La Bible. Un ensemble de livres qui fait le livre des anciens et des modernes. Les histoires sans fin, mais aussi les histoires si fines, les incompréhensibles cruautés du dieu hébraïque, le destin incompréhensible du nazaréen Jésus, fils de Marie et frère de Jacques.Le nombre de relectures ne fait rien à l'affaire : le texte reste rétif à l'épuisement, sa valeur perdure au travers des siècles, au travers des différentes interprétations. Les anglo-saxons en ont plus conscience que nous francophones, à cause des lectures qu'exigeait et autorisait le protestantisme, la bible est une pépinière pour tout le reste de la littérature. Sans bible, Shakespeare n'aurait pas été aussi riche. Sans bible, Rousseau, Voltaire, Hugo, Joyce, Proust, Nietzsche et Le Clézio n'auraient pas écrit comme ils l'ont fait.
Je ne peux malheureusement pas juger de la valeur littéraire du Coran, à cause d'une pratique et d'une culture versées dans le christianisme.
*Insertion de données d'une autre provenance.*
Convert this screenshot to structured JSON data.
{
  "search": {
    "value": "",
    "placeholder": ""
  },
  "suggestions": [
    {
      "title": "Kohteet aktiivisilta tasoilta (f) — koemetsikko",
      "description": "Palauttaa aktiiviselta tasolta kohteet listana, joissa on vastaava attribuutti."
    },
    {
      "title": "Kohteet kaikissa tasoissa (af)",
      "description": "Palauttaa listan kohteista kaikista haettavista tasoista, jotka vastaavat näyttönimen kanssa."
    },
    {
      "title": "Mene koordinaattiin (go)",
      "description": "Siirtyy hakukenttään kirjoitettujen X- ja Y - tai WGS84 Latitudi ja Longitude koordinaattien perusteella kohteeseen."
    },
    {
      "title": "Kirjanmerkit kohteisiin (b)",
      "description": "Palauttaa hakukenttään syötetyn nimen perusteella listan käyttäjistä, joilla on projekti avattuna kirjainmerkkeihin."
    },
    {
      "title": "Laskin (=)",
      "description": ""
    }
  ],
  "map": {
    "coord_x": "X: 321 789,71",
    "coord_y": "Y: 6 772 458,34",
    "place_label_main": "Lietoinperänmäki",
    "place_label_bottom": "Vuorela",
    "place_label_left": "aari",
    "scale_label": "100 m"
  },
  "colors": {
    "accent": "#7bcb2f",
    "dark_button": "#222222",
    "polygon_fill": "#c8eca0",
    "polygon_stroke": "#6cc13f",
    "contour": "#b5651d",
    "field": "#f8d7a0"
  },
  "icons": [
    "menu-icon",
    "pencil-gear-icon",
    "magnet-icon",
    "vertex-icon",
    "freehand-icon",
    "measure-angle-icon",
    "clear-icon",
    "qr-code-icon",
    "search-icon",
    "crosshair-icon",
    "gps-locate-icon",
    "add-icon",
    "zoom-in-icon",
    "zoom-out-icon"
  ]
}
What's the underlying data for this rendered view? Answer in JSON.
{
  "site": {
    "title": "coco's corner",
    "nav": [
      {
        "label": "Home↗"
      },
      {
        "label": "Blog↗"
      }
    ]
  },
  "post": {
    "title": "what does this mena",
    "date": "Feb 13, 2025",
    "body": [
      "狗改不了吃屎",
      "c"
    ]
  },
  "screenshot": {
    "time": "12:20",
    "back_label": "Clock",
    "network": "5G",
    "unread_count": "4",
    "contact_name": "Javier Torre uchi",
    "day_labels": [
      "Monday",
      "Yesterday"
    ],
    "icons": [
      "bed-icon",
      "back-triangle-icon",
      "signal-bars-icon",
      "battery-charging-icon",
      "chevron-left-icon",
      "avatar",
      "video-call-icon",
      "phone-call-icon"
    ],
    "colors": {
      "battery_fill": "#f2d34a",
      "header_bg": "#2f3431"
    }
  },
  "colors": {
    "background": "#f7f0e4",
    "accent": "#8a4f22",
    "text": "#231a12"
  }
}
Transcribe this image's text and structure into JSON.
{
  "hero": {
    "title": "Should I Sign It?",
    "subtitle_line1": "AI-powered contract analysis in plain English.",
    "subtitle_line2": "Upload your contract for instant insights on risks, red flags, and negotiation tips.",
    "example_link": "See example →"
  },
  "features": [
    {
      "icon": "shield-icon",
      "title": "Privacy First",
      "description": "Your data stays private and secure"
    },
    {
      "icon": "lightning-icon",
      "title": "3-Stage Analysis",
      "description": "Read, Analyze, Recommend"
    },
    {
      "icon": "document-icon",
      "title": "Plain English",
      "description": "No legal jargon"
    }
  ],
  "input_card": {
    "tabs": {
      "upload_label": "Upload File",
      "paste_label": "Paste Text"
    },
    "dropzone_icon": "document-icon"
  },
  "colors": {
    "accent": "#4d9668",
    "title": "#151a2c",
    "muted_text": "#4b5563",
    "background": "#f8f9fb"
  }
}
Je n'ai que survolé les Prophécies de Saint Jean D'Acre, le grand livre de la foi Ba'hai, je ne peux donc pas non plus dire si je les lirais des années durant. Le Brahmasutra (c'est comme cela qu'on dit?), livre de la sagesse hindouiste, mérite-t-il aussi la rumination sans fin?
Mais je suis certain que la bible, si religieuse soit-elle, est une oeuvre littéraire sans égal dans l'histoire des hommes, par-delà son aspect composite.